In today's lesson, you'll discover key responsibilities of relationship building executives that will grow your business. Just minding one of these responsibilities can create superior results in your relationship building efforts.
What value do you receive minding all of these responsibilities?? You'll learn just that in the next lesson on getting employees involved in building customer relationships.
Do you want team support for your relationship building efforts? Besides your responsibility to society, discussed in "An Executives Responsibility To Society," a relationship building executive charges themselves with other responsibilities directly related to relationship building. Here are nine that will make relationship building easier:
Lead by example without expecting one thing from the front-line and another for management.Be aware that everyone in your organization studies your actions; it's critical you be on your best behavior because everyone is waiting to follow your lead or relish in your failure. Lead by actions, not intentions, with consistency at all levels.
Make ethics a culture. Put in place checks that provide fair and beneficial solutions for all customers. It should be normal to seek the win-win-win benefits of healthy business relationships, establish simple guidelines to frame each employee prospective of what the company does and doesn't do.
Reward relationship builders. Provide incentive to sales and marketing that encourage long-term profitable customer relationships that grow in size over time. Know whom your profitable customers are, what makes them valuable, integrate this into your training and reward systems.
Cultivate your inner circle. Surround yourself with useful people who have strong ethical standards, who enhance your ability to lead, and who provide various resources to accomplish a specific business objective. Start with a small inner circle of select connections both in and out of your business.
Ask meaningful questions. Learn first about problems before presenting solutions, better yet; ask questions that help employees solve their own problems within the context of corporate objectives. Manage with a map and compass, not by the seat of your pants.
Make employees responsible for success and failure. Do this by delegating both responsibility and authority with specific guidelines for reporting results. Be sure to define the successes desired, provide adequate resources, and use a monitoring system that works well with your type of business.

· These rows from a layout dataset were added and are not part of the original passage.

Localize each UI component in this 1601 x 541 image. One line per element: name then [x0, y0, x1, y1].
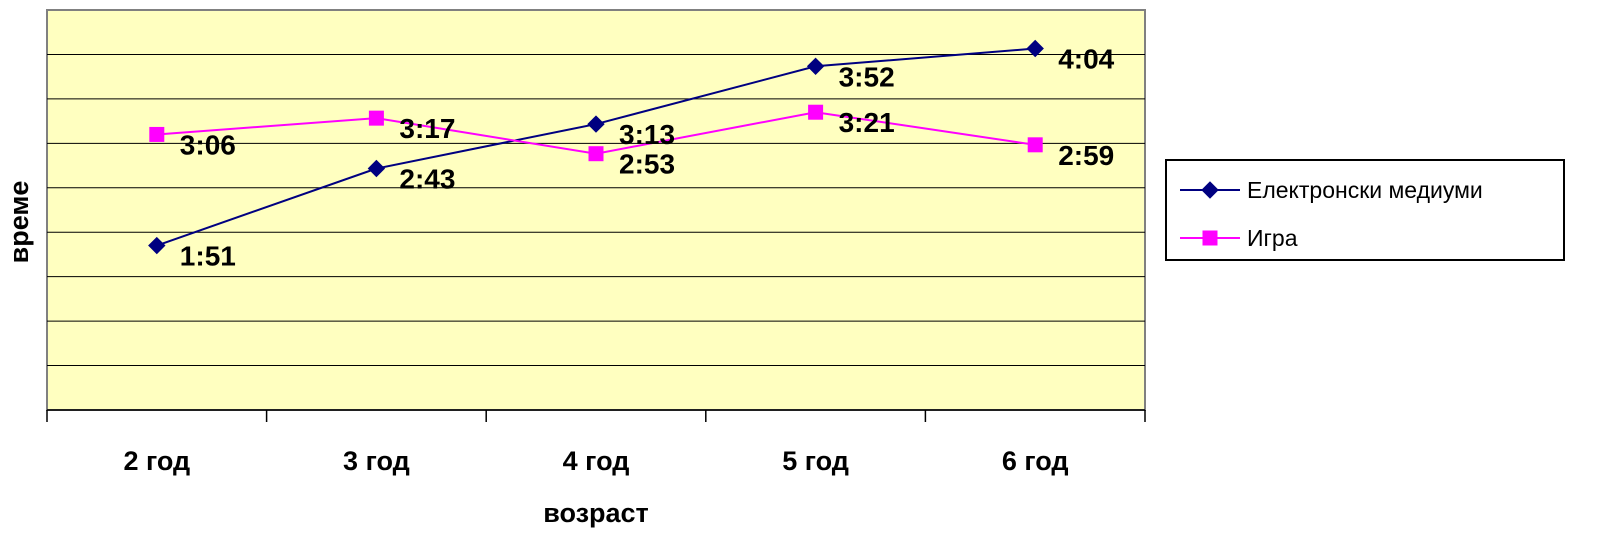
x-tick-label: 6 год — [1002, 446, 1069, 476]
x-tick-labels: 2 год 3 год 4 год 5 год 6 год — [123, 446, 1068, 476]
data-label: 2:53 — [619, 149, 675, 180]
data-label: 3:13 — [619, 119, 675, 150]
x-tick-label: 5 год — [782, 446, 849, 476]
grid-lines — [47, 53, 1145, 367]
data-labels: 1:51 2:43 3:13 3:52 4:04 3:06 3:17 2:53 3:21 2:59 — [180, 44, 1115, 272]
data-label: 3:21 — [839, 107, 895, 138]
x-tick-label: 2 год — [123, 446, 190, 476]
data-point — [808, 104, 824, 120]
legend-marker — [1201, 181, 1219, 199]
data-label: 2:59 — [1058, 140, 1114, 171]
series-markers — [148, 39, 1044, 255]
data-label: 3:06 — [180, 129, 236, 160]
legend-label: Игра — [1247, 225, 1298, 251]
y-axis-title: време — [4, 181, 34, 264]
data-point — [1027, 137, 1043, 153]
data-label: 3:17 — [399, 113, 455, 144]
legend: Електронски медиуми Игра — [1165, 159, 1565, 261]
data-point — [806, 57, 825, 76]
legend-label: Електронски медиуми — [1247, 177, 1483, 203]
data-point — [368, 110, 384, 126]
x-tick-label: 3 год — [343, 446, 410, 476]
x-axis — [46, 409, 1146, 422]
data-point — [149, 126, 165, 142]
data-label: 1:51 — [180, 241, 236, 272]
data-label: 4:04 — [1058, 44, 1114, 75]
data-label: 3:52 — [839, 61, 895, 92]
data-point — [587, 115, 605, 133]
data-point — [367, 159, 386, 178]
legend-marker — [1202, 230, 1218, 246]
data-label: 2:43 — [399, 164, 455, 195]
data-point — [1026, 39, 1044, 58]
plot-area — [46, 9, 1146, 411]
x-axis-title: возраст — [543, 498, 649, 528]
data-point — [148, 236, 166, 255]
x-tick-label: 4 год — [563, 446, 630, 476]
legend-box — [1165, 159, 1565, 261]
data-point — [588, 146, 604, 162]
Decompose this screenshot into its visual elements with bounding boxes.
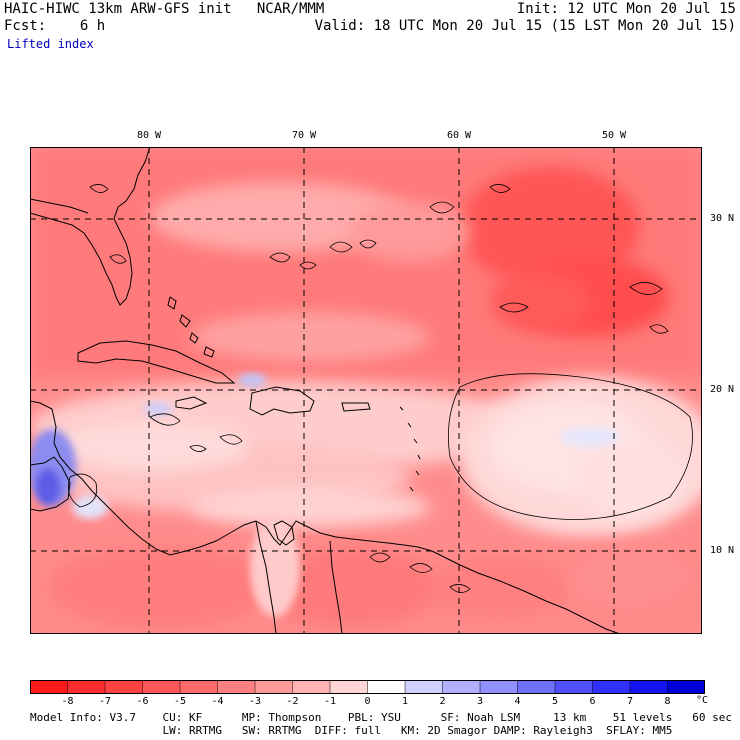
colorbar-tick-label: 8 (664, 696, 671, 707)
valid-time: Valid: 18 UTC Mon 20 Jul 15 (15 LST Mon … (314, 18, 736, 34)
lon-label-80w: 80 W (136, 130, 162, 141)
colorbar-tick-label: 1 (401, 696, 409, 707)
lon-label-50w: 50 W (601, 130, 627, 141)
colorbar-cell (367, 680, 406, 694)
colorbar-cell (404, 680, 444, 694)
colorbar-cell (667, 680, 705, 694)
colorbar-cell (254, 680, 294, 694)
colorbar-tick-label: -7 (98, 696, 112, 707)
colorbar-tick-label: -1 (323, 696, 337, 707)
colorbar-tick-label: 7 (626, 696, 634, 707)
colorbar (30, 680, 705, 694)
colorbar-cell (142, 680, 181, 694)
colorbar-tick-label: 5 (551, 696, 559, 707)
colorbar-cell (592, 680, 631, 694)
colorbar-cell (104, 680, 144, 694)
colorbar-cell (179, 680, 219, 694)
colorbar-tick-label: 3 (476, 696, 484, 707)
colorbar-cell (629, 680, 669, 694)
colorbar-tick-label: -6 (136, 696, 149, 707)
model-info-line2: LW: RRTMG SW: RRTMG DIFF: full KM: 2D Sm… (30, 724, 673, 737)
coastline-layer (30, 147, 621, 634)
colorbar-cell (329, 680, 369, 694)
lon-label-70w: 70 W (291, 130, 317, 141)
colorbar-cell (217, 680, 256, 694)
lat-label-30n: 30 N (710, 213, 735, 224)
colorbar-tick-label: 6 (589, 696, 596, 707)
colorbar-unit: °C (696, 695, 709, 706)
colorbar-cell (479, 680, 519, 694)
contour-layer (67, 184, 693, 593)
lifted-index-map (30, 147, 702, 634)
model-title: HAIC-HIWC 13km ARW-GFS init NCAR/MMM (4, 1, 325, 17)
latlon-grid (30, 147, 702, 634)
colorbar-tick-label: -3 (248, 696, 262, 707)
colorbar-tick-label: -4 (211, 696, 224, 707)
colorbar-tick-label: 4 (514, 696, 521, 707)
model-info-line1: Model Info: V3.7 CU: KF MP: Thompson PBL… (30, 711, 732, 724)
lat-label-20n: 20 N (710, 384, 735, 395)
colorbar-cell (30, 680, 69, 694)
colorbar-tick-label: -2 (286, 696, 299, 707)
field-name: Lifted index (7, 37, 94, 51)
colorbar-tick-label: 0 (364, 696, 371, 707)
colorbar-tick-label: -8 (61, 696, 74, 707)
colorbar-tick-label: 2 (439, 696, 446, 707)
colorbar-cell (67, 680, 106, 694)
init-time: Init: 12 UTC Mon 20 Jul 15 (516, 1, 736, 17)
colorbar-cell (554, 680, 594, 694)
colorbar-tick-label: -5 (173, 696, 187, 707)
shading-layer (30, 147, 702, 634)
map-border (30, 147, 702, 634)
lat-label-10n: 10 N (710, 545, 735, 556)
lon-label-60w: 60 W (446, 130, 472, 141)
colorbar-cell (442, 680, 481, 694)
forecast-hour: Fcst: 6 h (4, 18, 106, 34)
colorbar-cell (292, 680, 331, 694)
colorbar-cell (517, 680, 556, 694)
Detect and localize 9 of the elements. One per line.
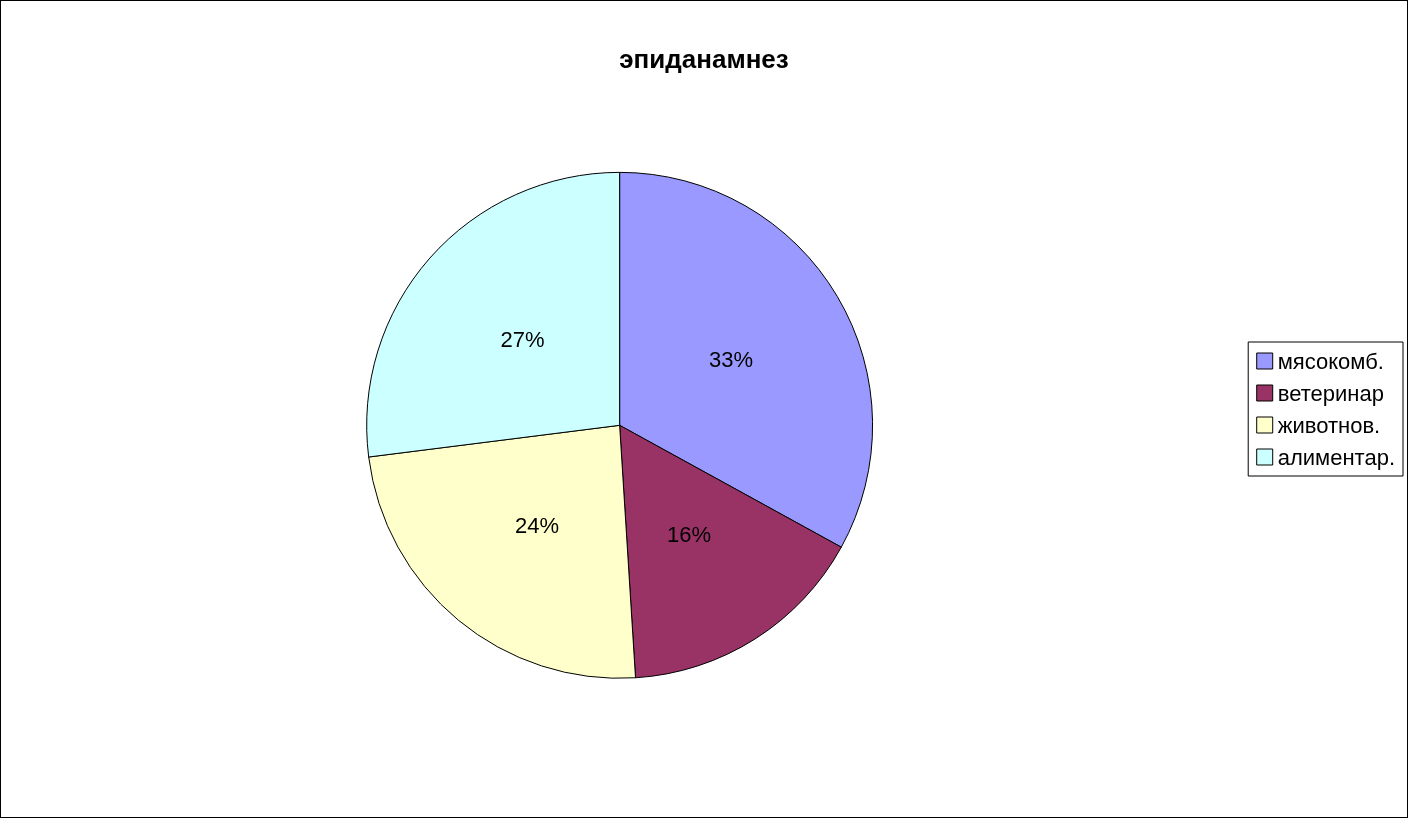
data-label: 16%	[667, 522, 712, 548]
data-label: 33%	[709, 346, 754, 372]
data-label: 24%	[515, 512, 560, 538]
data-label: 27%	[500, 327, 545, 353]
legend-label: мясокомб.	[1277, 348, 1384, 374]
chart-title: эпиданамнез	[619, 44, 789, 74]
legend-label: животнов.	[1277, 412, 1381, 438]
legend-label: ветеринар	[1277, 380, 1384, 406]
legend-label: алиментар.	[1277, 444, 1396, 470]
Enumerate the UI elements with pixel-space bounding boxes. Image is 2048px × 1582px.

Balance internal and external relationships. Cultivate the value of employee-to-employee relationships as much as company-to-customer relationships. The quality of the relationship you have with employees reflects on the quality of their relationship with customers. This is especially important to remember in interdepartmental relationships.
Communicate with your inner team. Cultivate strong leadership opportunities by being clear about acceptable behavior, desired results, and your management's role in the mutual gain of reaching these points. Encourage bidirectional dialog on relevant topics pertaining to reaching business objectives, welcome contrary opinions, and take time to listen.
Invite feedback, new ideas, and collect details to improve business. If you could do it alone, you wouldn't have employees, partners, or others who help move you towards your objectives. Encourage new ideas from all levels of your organization in a paced forward thinking manner.
Cultivating business relationships is hard work, but the rewards include lasting growth at lower costs. Fortunately, many of these responsibilities are also qualities of a good leader. Which of these points will help you create superior results in your every day working life?